Die Durchlaufzeit setzt sich zusammen aus TA (Auftragszeit), TT (Musszeit: Transportzeit), TW (Kannzeit: Wartezeit, also vor der Fertigung) und TL (Liegezeit, also nach der Fertigung). Zu unterscheiden sind zwei Varianten:

  1. Holprozess, Pull:
    Durchlaufzeit = TT + TW + TA + TL
  2. Bringprozess, Push:
    Durchlaufzeit = TW + TA + TL + TT

Einziger Unterschied: "TT rutscht vom Anfang zum Ende."

Kapazitätsterminierung (2. Auftragsstatus)

Modelle zur Ablaufplanung dienen zur visuellen Unterstützung der Fertigungsplanung und -steuerung. Insbesondere zwei Modellformen werden dazu genutzt:

  1. Balkendiagrammtechnik (Gantt-Diagramm)
  2. Netzplantechnik.

Netzplanmodelle werden bei Verzweigungen im Prozessverlauf eingesetzt und einer Vielzahl zu koordinierender Tätigkeiten. Bekannt sind drei Varianten:

  1. Critical Path Method (vorgangspfeilorientiert)
  2. Metra Potential Method (vorgangsknotenorientiert)
  3. Program Evaluation and Review Technique (ereignisknotenorientiert)

Der Grundaufbau des Metra Potential Method-Knotens ist ähnlich einer Tabelle und gleicht einer drei-mal-drei-Felder Matrix:

Grundaufbau des Metra Potential Method-Knotens
Frühester Anfangszeitpunkt - Frühester Endzeitpunkt
Vorgang Dauer Puffer
Spätester Anfangszeitpunkt - Spätester Endzeitpunkt

Übungsaufgabe:

Vorgangsliste (Angaben stammen aus dem Arbeitsplan)
Vorgang Zeitdauer vorangegangener Vorgang
A 25 -
B 8 A
C 6 B
D 9 A
E 21 A
F 10 C, D
G 6 E, F
H 15 E
I 2 G
K 1 H, I
L 2 K

Mit Hilfe von Metra Potential Method-Knoten wird eine Vorgangsplanung durchgeführt.

Vorgangsplanung

Bildbeschreibung "Vorgangsplanung": Abbildung der in der vorangegangenen Tabelle gegebenen Werte (Vorgang A bis L). Über die gegebene Dauer jedes Vorgangs werden in einer Vorwärtskalkulation der früheste Anfangs- und Endzeitpunkt ermittelt und in einer Rückwärtskalkulation der späteste Anfangs- und Endzeitpunkt jedes Vorgangs. Daraus ergibt sich ein kritischer Pfad, hier verläuft dieser über A - E - H - K - L mit einer Durchlaufzeit von 64 Tagen.

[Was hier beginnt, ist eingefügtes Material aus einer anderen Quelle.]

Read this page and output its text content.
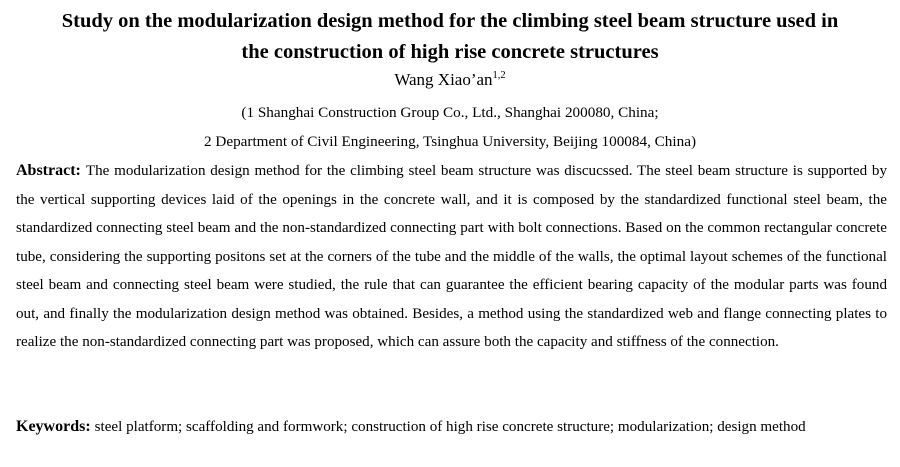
Study on the modularization design method for the climbing steel beam structure used in
the construction of high rise concrete structures
Wang Xiao’an$^{1,2}$
(1 Shanghai Construction Group Co., Ltd., Shanghai 200080, China;
2 Department of Civil Engineering, Tsinghua University, Beijing 100084, China)
Abstract: The modularization design method for the climbing steel beam structure was discucssed. The steel beam structure is supported by the vertical supporting devices laid of the openings in the concrete wall, and it is composed by the standardized functional steel beam, the standardized connecting steel beam and the non-standardized connecting part with bolt connections. Based on the common rectangular concrete tube, considering the supporting positons set at the corners of the tube and the middle of the walls, the optimal layout schemes of the functional steel beam and connecting steel beam were studied, the rule that can guarantee the efficient bearing capacity of the modular parts was found out, and finally the modularization design method was obtained. Besides, a method using the standardized web and flange connecting plates to realize the non-standardized connecting part was proposed, which can assure both the capacity and stiffness of the connection.
Keywords: steel platform; scaffolding and formwork; construction of high rise concrete structure; modularization; design method
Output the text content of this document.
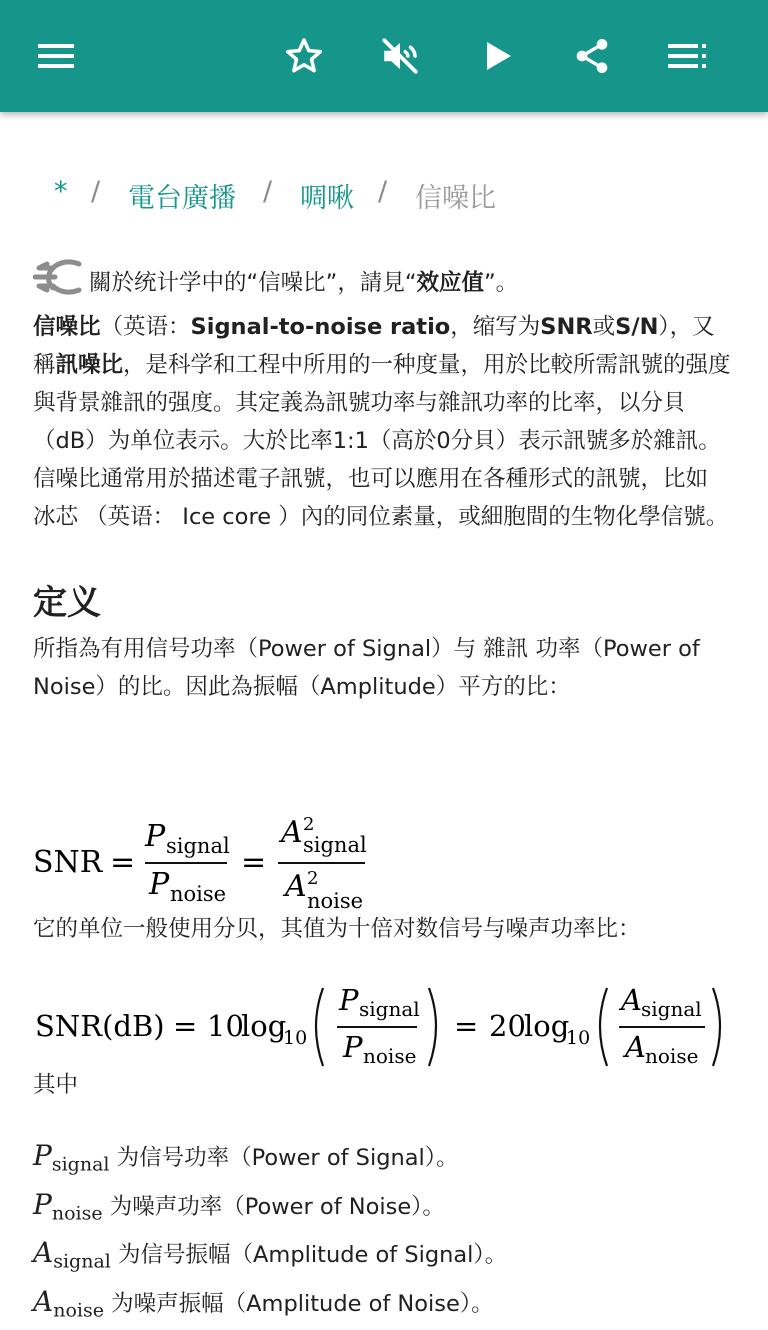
* / 電台廣播 / 啁啾 / 信噪比

關於统计学中的“信噪比”，請見“效应值”。

信噪比（英语：Signal-to-noise ratio，缩写为SNR或S/N），又稱訊噪比，是科学和工程中所用的一种度量，用於比較所需訊號的强度與背景雜訊的强度。其定義為訊號功率与雜訊功率的比率，以分貝（dB）为单位表示。大於比率1:1（高於0分貝）表示訊號多於雜訊。信噪比通常用於描述電子訊號，也可以應用在各種形式的訊號，比如 冰芯 （英语： Ice core ）內的同位素量，或細胞間的生物化學信號。

定义

所指為有用信号功率（Power of Signal）与 雜訊 功率（Power of Noise）的比。因此為振幅（Amplitude）平方的比：

SNR =
P signal
P noise
=
A 2
signal
A 2
noise
它的单位一般使用分贝，其值为十倍对数信号与噪声功率比：
SNR(dB) = 10
log
10
P signal
P noise
= 20
log
10
A signal
A noise
其中
$P_{signal}$ 为信号功率（Power of Signal）。
$P_{noise}$ 为噪声功率（Power of Noise）。
$A_{signal}$ 为信号振幅（Amplitude of Signal）。
$A_{noise}$ 为噪声振幅（Amplitude of Noise）。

Schwerpunkte von Fertigungsplanung und Fertigungssteuerung

  1. bei Lagerfertigung:
    • Großserien- und Massenfertigung, teilweise in Sorten
    • Aufträge von innen, meist ähnlich oder gleich
    • Fertigungsplanung plant eingehend und detailliert den Produktionsablauf und versucht, ihn dem Flussprinzip anzunähern.
    • Fertigungssteuerung konzentriert sich auf rechtzeitige Materialbereitstellung, personelle Besetzung der Arbeitsplätze, Überwachung der Bestände an Material und Erzeugnissen sowie auf Störungen des Ablaufs.
  2. bei Kundenfertigung:
    • Einzel- und Kleinserienfertigung
    • Kundenaufträge, im Extremfall immer verschieden (andere konstruktive, bearbeitungsmäßige, materialmäßige Schwerpunkte)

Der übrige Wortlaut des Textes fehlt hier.